Ebenfalls um die Gunst des AfD-Vorstands wirbt die Desiderius-Erasmus-Stiftung, die im vergangenen Dezember gegründet wurde. Während der Gustav-Stresemann-Stiftung nachgesagt wird, der Favorit des rechtsnationalen Flügels zu sein, ist es die Erasmus-Stiftung für den liberalkonservativen Teil. Laut Satzung will der Verein die "demokratische und staatsbürgerliche Bildung des deutschen Volkes" fördern. Auch für Wissenschaft, Entwicklungshilfe, europäische und internationale Verständigung will er sich stark machen. Fraktionschefin Alice Weidel, als prominenteste Vertreterin des Lagers, favorisiert den in Lübeck eingetragenen Verein. Im Vorstand sitzt der Bundestagsabgeordnete Peter Boehringer, der jahrelang als Finanz-, und Unternehmensberater gearbeitet hat und der als bestens vernetzt in wohlhabenden Kreisen gilt.
250.000 Euro Starthilfe
Der "Süddeutschen Zeitung" zufolge sollen sich hinter der Stiftung bereits wohlhabende Gönner in Stellung gebracht haben. Die liberalkonservative Friedrich A. von Hayek-Gesellschaft, der Weidel, Boehringer und auch Beatrix von Storch angehören, soll eine nicht näher genannte Summe zuschießen. Ein Unternehmer aus Bayern habe zudem versprochen, 250.000 Euro an die Erasmus-Stiftung zu spenden, für den Fall, dass der AfD-Vorstand sich für sie entscheidet. Und auch die Stresemann-Stiftung kann auf eine Starthilfe hoffen. Stiftungsvorsitzender Groß sagt, dass dem Verein 250.000 Euro versprochen worden seien, wenn sich der AfD-Vorstand für ihn entscheide. Groß widerspricht jedoch Berichten, wonach die rechte Organisation "Ein Prozent" für diesen Fall eine großzügige Finanzspritze angekündigt habe.

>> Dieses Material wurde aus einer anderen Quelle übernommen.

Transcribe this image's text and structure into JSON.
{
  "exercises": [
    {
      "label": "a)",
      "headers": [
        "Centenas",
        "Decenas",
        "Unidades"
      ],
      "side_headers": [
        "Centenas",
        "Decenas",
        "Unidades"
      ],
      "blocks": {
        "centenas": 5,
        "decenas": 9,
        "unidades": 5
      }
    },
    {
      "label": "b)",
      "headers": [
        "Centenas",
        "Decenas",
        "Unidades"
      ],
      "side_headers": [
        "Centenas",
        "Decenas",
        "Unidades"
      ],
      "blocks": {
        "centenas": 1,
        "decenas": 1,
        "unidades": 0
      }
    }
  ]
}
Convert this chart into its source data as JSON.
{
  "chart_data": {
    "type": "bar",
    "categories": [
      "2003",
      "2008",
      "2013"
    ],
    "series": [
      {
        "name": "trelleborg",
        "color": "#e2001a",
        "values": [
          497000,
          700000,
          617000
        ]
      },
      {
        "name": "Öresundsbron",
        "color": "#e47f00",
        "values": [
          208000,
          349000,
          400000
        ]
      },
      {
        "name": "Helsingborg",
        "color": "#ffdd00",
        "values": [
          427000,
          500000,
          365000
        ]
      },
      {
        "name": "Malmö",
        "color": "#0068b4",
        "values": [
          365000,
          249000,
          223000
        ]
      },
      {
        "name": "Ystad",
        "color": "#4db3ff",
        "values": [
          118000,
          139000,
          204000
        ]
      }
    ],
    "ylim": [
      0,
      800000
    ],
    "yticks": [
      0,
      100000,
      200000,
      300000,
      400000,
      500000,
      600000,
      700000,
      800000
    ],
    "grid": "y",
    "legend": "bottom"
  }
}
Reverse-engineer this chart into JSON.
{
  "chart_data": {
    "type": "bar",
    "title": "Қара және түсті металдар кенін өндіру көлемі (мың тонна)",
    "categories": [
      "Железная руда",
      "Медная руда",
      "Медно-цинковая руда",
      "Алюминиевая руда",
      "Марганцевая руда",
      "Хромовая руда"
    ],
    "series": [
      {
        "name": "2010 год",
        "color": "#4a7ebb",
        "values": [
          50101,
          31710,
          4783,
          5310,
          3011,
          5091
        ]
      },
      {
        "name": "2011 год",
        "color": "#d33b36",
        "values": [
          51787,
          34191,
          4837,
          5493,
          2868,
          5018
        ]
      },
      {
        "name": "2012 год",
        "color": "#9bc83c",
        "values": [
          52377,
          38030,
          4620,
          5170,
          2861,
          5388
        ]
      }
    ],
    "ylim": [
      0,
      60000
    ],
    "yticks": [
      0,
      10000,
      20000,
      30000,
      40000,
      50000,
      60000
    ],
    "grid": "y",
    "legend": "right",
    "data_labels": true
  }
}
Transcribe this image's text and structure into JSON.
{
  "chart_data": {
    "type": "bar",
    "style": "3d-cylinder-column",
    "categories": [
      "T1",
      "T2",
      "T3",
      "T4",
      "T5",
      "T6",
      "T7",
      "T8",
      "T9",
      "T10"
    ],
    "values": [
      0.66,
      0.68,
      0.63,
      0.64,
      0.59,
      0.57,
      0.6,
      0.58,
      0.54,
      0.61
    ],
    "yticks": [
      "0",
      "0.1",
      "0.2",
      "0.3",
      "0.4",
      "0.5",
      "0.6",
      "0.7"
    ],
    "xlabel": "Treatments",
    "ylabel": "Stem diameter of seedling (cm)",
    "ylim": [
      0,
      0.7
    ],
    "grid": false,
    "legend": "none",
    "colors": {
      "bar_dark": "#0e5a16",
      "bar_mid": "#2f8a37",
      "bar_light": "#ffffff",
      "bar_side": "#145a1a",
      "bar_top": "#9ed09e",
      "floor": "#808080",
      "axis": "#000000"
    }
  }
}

Starthilfe - denn das große Geld kommt für die AfD-nahe Stiftung, ob nun Stresemann oder Erasmus, erst noch. Bund, Länder und Europäische Union finanzierten die Stiftungen der anderen Bundestagsparteien 2015 mit insgesamt rund 513 Millionen Euro. Die der Linkspartei nahestehende Rosa-Luxemburg-Stiftung deckte 99,8 Prozent ihrer Einnahmen, rund 53 Millionen Euro, aus staatlichen Mitteln. Den größten Zuschuss von Steuergeldern erhielt im gleichen Jahr die Friedrich-Ebert-Stiftung mit rund 158 Millionen Euro. Für die parteinahe Stiftung der AfD wird in Parteikreisen mit einer Größenordnung von rund 80 Millionen Euro staatlicher Zuschüsse gerechnet.
Für die AfD geht es also um viel Geld. 2016 musste sich die Partei noch mit staatlichen Zuschüssen in Höhe von rund 6,1 Millionen Euro begnügen. Seit ihrem Einzug in den Bundestag kann sie mit etwa 100 Millionen Euro rechnen. Für die Arbeit im Umfeld der Partei und zu ihren Gunsten könnten dann bald weitere 80 Millionen jährlich zur Verfügung stehen.
Aber warum will die AfD eine eigene Stiftung, wenn sie dieses Modell scharf kritisiert? Konrad Adam, Mitgründer der AfD und neben Peter Boehringer ebenfalls Vorstand der Desiderius-Erasmus-Stiftung, sagte kürzlich der "Zeit", die Parteienfinanzierung über Stiftungen sei zwar ein "Misswuchs der bundesrepublikanischen Demokratie". Doch nun wolle die AfD eben auch davon profitieren. Die AfD habe sich dazu entschlossen, "das zu nehmen, was uns rechtlich zusteht". Auf eine eigene Stiftung werde die Partei nur verzichten, "wenn die anderen Parteien das auch tun".